Phyllostegia hirsuta
- Conservation status: Critically Imperiled (NatureServe)

Scientific classification
- Kingdom: Plantae
- Clade: Tracheophytes
- Clade: Angiosperms
- Clade: Eudicots
- Clade: Asterids
- Order: Lamiales
- Family: Lamiaceae
- Genus: Phyllostegia
- Species: P. hirsuta
- Binomial name: Phyllostegia hirsuta Benth.
- Synonyms: Phyllostegia laxior (O.Deg. & Sherff) H.St.John; Phyllostegia ternaria H.St.John;

= Phyllostegia hirsuta =

- Genus: Phyllostegia
- Species: hirsuta
- Authority: Benth.
- Conservation status: G1
- Synonyms: Phyllostegia laxior (O.Deg. & Sherff) H.St.John, Phyllostegia ternaria H.St.John

Species of flowering plant

Phyllostegia hirsuta is a species of flowering plant in the mint family known by the common names Molokai phyllostegia and hairy phyllostegia. It is endemic to Hawaii, where it is known only from the island of Oahu. It is a federally listed endangered species of the United States.

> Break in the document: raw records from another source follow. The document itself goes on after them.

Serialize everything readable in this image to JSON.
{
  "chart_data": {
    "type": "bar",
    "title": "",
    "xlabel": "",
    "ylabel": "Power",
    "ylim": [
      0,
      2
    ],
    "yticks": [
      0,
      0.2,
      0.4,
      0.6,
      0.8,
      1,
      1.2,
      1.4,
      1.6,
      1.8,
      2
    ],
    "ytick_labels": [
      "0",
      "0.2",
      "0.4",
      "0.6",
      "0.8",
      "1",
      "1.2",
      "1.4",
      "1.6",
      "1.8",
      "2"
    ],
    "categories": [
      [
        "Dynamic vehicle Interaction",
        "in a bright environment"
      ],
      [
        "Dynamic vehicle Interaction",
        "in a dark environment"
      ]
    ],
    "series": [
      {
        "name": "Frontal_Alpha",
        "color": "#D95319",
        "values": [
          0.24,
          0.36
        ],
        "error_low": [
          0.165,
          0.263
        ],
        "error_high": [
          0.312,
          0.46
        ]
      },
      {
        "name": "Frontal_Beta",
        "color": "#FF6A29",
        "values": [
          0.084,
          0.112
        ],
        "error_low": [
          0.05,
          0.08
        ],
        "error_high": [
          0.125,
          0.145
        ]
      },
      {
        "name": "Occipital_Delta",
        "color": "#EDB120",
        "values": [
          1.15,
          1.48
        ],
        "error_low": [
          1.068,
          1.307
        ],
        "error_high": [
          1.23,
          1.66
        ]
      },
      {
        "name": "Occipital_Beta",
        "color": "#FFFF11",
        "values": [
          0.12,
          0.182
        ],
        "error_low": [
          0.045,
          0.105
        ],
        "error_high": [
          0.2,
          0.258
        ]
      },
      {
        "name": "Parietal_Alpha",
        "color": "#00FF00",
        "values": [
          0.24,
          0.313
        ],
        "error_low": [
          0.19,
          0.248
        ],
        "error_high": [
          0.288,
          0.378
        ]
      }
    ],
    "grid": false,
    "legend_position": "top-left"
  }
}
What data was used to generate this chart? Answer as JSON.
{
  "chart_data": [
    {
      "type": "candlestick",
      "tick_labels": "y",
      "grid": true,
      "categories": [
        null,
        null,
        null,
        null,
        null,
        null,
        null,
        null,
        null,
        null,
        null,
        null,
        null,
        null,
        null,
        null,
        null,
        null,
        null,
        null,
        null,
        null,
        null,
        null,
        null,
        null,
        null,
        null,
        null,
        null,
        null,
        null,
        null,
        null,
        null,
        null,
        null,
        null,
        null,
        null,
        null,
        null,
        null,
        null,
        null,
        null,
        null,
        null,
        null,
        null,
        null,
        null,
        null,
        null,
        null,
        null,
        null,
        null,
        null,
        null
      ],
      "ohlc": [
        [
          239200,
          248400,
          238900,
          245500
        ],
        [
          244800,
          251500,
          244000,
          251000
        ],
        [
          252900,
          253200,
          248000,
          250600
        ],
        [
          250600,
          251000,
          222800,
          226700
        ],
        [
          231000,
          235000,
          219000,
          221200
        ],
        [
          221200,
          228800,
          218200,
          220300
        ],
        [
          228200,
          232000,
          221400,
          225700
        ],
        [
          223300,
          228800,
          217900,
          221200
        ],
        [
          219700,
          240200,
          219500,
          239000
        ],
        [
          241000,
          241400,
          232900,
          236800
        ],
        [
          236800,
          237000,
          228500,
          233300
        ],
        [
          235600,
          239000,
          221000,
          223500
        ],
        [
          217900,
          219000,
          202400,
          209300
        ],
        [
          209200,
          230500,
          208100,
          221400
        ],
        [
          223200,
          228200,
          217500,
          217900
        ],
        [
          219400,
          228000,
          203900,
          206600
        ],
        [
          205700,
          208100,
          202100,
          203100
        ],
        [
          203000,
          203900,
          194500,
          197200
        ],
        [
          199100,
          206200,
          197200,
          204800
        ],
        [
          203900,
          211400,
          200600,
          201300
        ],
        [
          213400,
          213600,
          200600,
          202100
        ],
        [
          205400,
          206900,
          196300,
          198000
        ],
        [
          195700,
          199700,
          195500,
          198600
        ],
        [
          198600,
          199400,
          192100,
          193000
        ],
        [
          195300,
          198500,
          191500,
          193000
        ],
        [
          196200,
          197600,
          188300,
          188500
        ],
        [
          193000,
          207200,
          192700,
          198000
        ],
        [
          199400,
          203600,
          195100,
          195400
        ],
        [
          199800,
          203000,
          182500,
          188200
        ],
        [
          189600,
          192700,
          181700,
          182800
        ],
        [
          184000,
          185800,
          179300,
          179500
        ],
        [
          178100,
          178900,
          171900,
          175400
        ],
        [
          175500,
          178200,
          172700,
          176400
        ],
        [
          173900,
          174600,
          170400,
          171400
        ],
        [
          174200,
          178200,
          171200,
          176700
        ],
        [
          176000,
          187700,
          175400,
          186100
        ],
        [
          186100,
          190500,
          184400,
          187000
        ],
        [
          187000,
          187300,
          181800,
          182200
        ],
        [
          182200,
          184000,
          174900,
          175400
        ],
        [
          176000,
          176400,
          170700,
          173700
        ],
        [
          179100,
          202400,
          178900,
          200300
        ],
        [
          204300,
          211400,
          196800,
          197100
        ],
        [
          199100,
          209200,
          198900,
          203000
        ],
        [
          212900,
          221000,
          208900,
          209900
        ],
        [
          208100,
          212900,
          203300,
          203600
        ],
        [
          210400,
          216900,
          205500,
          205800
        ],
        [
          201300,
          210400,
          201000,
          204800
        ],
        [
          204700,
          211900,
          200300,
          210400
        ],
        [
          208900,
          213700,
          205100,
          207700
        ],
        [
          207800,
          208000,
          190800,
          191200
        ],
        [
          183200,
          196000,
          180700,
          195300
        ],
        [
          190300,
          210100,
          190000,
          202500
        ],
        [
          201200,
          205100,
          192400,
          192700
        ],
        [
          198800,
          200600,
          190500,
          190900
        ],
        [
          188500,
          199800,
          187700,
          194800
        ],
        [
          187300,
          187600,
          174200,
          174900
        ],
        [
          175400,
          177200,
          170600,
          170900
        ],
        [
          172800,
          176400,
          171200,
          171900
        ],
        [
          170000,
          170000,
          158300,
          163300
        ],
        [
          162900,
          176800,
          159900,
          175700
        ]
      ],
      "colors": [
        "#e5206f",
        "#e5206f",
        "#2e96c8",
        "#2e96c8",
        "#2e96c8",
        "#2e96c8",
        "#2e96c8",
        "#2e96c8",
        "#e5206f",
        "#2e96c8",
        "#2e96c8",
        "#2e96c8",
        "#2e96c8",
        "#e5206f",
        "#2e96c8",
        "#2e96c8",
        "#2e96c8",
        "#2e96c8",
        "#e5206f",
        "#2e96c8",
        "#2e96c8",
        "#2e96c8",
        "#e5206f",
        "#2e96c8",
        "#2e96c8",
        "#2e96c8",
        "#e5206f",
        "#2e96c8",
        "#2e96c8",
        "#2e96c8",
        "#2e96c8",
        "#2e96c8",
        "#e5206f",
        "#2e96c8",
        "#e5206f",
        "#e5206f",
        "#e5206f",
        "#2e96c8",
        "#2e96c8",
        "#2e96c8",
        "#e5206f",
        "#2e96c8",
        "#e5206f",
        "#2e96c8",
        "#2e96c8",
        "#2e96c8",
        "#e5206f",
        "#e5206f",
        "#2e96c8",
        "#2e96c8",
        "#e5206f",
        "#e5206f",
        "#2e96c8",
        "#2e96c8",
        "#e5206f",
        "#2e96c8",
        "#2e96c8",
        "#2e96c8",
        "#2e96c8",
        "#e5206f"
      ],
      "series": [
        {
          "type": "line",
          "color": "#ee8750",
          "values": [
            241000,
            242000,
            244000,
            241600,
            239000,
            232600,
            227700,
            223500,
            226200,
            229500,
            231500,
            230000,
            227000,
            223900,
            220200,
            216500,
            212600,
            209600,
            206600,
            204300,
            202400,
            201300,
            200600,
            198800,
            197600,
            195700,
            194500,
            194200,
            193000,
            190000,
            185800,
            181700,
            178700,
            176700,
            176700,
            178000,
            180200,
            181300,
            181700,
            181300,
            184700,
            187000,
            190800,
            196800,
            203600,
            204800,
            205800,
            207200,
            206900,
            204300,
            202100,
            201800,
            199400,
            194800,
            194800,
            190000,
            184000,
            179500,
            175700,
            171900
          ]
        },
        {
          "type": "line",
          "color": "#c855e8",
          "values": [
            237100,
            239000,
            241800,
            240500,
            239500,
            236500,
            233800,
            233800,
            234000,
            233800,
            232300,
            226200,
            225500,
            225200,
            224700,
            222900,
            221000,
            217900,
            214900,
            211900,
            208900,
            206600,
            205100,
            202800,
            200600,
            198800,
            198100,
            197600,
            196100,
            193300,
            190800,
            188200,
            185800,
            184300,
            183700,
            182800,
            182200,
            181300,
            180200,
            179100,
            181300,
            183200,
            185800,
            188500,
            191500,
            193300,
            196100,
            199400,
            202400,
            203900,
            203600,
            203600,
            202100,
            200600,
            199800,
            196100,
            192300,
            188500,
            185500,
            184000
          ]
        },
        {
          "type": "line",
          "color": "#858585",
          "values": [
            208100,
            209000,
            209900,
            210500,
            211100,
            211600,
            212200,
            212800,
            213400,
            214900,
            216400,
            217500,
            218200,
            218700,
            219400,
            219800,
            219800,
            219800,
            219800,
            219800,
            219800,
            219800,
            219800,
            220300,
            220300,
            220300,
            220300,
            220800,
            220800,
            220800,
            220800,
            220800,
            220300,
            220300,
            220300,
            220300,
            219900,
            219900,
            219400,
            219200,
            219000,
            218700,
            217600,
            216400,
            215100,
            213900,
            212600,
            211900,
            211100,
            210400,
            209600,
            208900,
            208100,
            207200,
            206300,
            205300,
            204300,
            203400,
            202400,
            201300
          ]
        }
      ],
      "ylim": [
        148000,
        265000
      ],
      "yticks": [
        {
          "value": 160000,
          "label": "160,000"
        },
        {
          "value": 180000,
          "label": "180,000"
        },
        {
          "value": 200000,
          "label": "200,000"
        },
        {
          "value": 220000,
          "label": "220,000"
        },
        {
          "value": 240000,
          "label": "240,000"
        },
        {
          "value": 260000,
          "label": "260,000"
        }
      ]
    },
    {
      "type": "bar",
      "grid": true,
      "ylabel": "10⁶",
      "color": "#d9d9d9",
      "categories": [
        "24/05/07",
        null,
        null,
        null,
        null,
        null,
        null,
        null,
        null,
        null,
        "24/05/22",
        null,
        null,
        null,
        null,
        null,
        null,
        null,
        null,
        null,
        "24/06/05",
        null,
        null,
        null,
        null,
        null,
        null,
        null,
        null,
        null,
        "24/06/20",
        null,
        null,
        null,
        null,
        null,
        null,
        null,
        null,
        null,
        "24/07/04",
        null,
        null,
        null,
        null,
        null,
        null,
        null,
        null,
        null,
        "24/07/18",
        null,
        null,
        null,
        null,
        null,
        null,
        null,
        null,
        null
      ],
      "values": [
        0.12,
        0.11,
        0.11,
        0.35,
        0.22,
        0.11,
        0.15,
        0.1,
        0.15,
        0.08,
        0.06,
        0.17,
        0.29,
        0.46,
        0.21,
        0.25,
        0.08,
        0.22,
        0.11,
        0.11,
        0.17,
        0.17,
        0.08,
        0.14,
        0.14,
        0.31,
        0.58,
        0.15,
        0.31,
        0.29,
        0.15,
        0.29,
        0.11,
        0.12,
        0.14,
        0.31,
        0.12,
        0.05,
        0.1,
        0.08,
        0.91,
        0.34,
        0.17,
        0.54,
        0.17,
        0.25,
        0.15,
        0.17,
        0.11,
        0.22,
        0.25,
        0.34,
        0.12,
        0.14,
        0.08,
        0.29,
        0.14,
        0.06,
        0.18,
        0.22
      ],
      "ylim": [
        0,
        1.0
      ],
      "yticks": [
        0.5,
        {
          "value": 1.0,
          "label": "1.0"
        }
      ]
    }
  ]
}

This plant is a subshrub or vine with hairy, glandular, oval-shaped leaves up to 30 centimeters long by 18 wide. The flower is white with purple tinting on its upper lip.

The plant occurs in the Waianae and Koʻolau Mountains of Oahu. There are nine populations totalling about 160 mature plants. In areas where the plant has apparently been extirpated, it may reappear in the future as plants sprout from the underground soil seed bank. Threats to the species include feral pigs and introduced species of plants. Some populations of the plant are or may soon be under the protection of the United States Army, which operates in the plant's habitat.